En algún caso, nos puede costar el perdón. En lo grande o en lo pequeño. El Señor lo sabe y nos anima a recurrir a Él, que nos explicará cómo este perdón sin límite, compatible con la defensa justa cuando sea necesaria, tiene su origen en la humildad. Cuando acudimos a Jesús, Él nos recuerda la parábola que narra el Evangelio de la Misa de hoy. Un rey quiso arreglar cuentas con sus siervos. Y le presentaron uno que le debía diez mil talentos (7). ¡Una enormidad! Unos sesenta millones de denarios (un denario era el jornal de un trabajador del campo).

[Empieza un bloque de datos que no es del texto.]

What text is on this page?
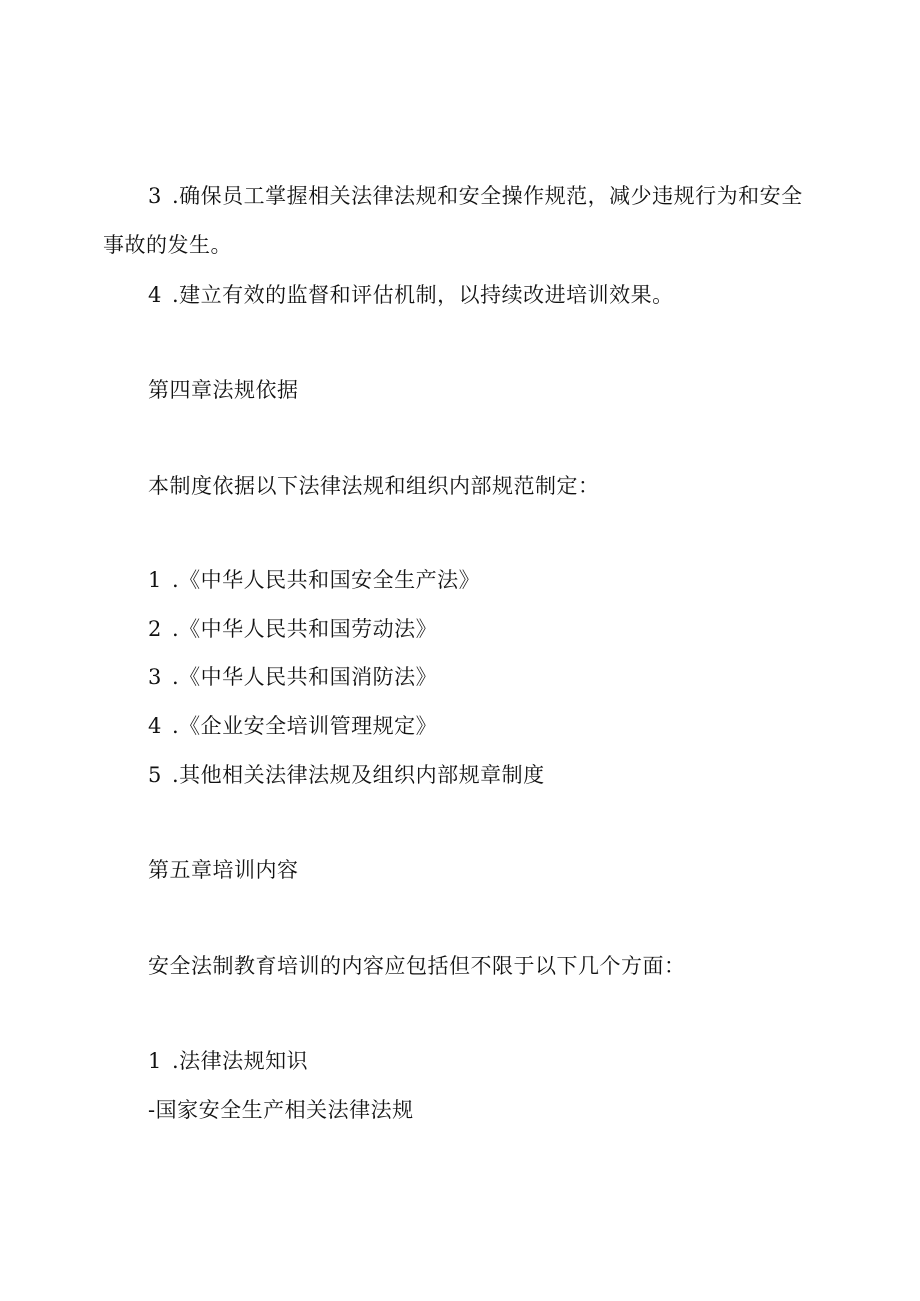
3 .确保员工掌握相关法律法规和安全操作规范，减少违规行为和安全
事故的发生。
4 .建立有效的监督和评估机制，以持续改进培训效果。
第四章法规依据
本制度依据以下法律法规和组织内部规范制定：
1 .《中华人民共和国安全生产法》
2 .《中华人民共和国劳动法》
3 .《中华人民共和国消防法》
4 .《企业安全培训管理规定》
5 .其他相关法律法规及组织内部规章制度
第五章培训内容
安全法制教育培训的内容应包括但不限于以下几个方面：
1 .法律法规知识
-国家安全生产相关法律法规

Cuando una persona es sincera consigo misma y con Dios es no difícil que se reconozca como aquel siervo que no tenía con qué pagar. No solamente porque todo lo que es y tiene a Dios se lo debe, sino también porque han sido muchas las ofensas perdonadas. Sólo nos queda una salida: acudir a la misericordia de Dios, para que haga con nosotros lo que hizo con aquel criado: compadecido de aquel siervo, le dejó libre y le perdonó la deuda.

 Pero cuando este siervo encontró a uno de sus compañeros que le debía cien denarios, no supo perdonar ni esperar a que pudiera pagárselos, a pesar de que el compañero se lo pidió de todas las formas posibles. Entonces su señor lo mandó llamar y le dijo: Siervo malo, yo te he perdonado toda la deuda porque me lo has suplicado. ¿No debías tú también tener compasión de tu compañero, como yo la he tenido en ti? La humildad de reconocer nuestras muchas deudas para con Dios nos ayuda a perdonar y a disculpar a los demás. Si miramos lo que nos ha perdonado el Señor, nos damos cuenta de que aquello que debemos perdonara los demás -aun en los casos más graves- es poco: no llega a cien denarios. En comparación de los diez mil talentos nada es.

Nuestra postura ante los pequeños agravios ha de ser la de quitarles importancia (en realidad la mayoría de las veces no la tienen) y disculpar también con elegancia humana. Al perdonar y olvidar, somos nosotros quienes sacamos mayor ganancia. Nuestra vida se vuelve más alegre y serena, y no sufrimos por pequeñeces. "Verdaderamente la vida, de por sí estrecha e insegura, a veces se vuelve difícil. -Pero eso contribuirá a hacerte más sobrenatural, a que veas la mano de Dios; y así serás más humano y comprensivo con los que te rodean" (8).

"Hemos de comprender a todos, hemos de convivir con todos, hemos de disculpar a todos, hemos de perdonar a todos. No diremos que lo injusto es justo, que la ofensa a Dios no es ofensa a Dios, que lo malo es bueno. Pero, ante el mal, no contestaremos con otro mal, sino con la doctrina clara y con la acción buena: ahogando el mal en abundancia de bien (Cfr. Rom 12, 21)" (9). No cometeremos el error de aquel siervo mezquino que, habiéndosele perdonado a él tanto, no fue capaz de perdonar tan poco.

 

III. La caridad ensancha el corazón para que quepan en él todos los hombres, incluso aquellos que no nos comprenden o no corresponden a nuestro amor. Junto al Señor no nos sentiremos enemigos de nadie. Junto a Él aprenderemos a no juzgar las intenciones íntimas de las personas.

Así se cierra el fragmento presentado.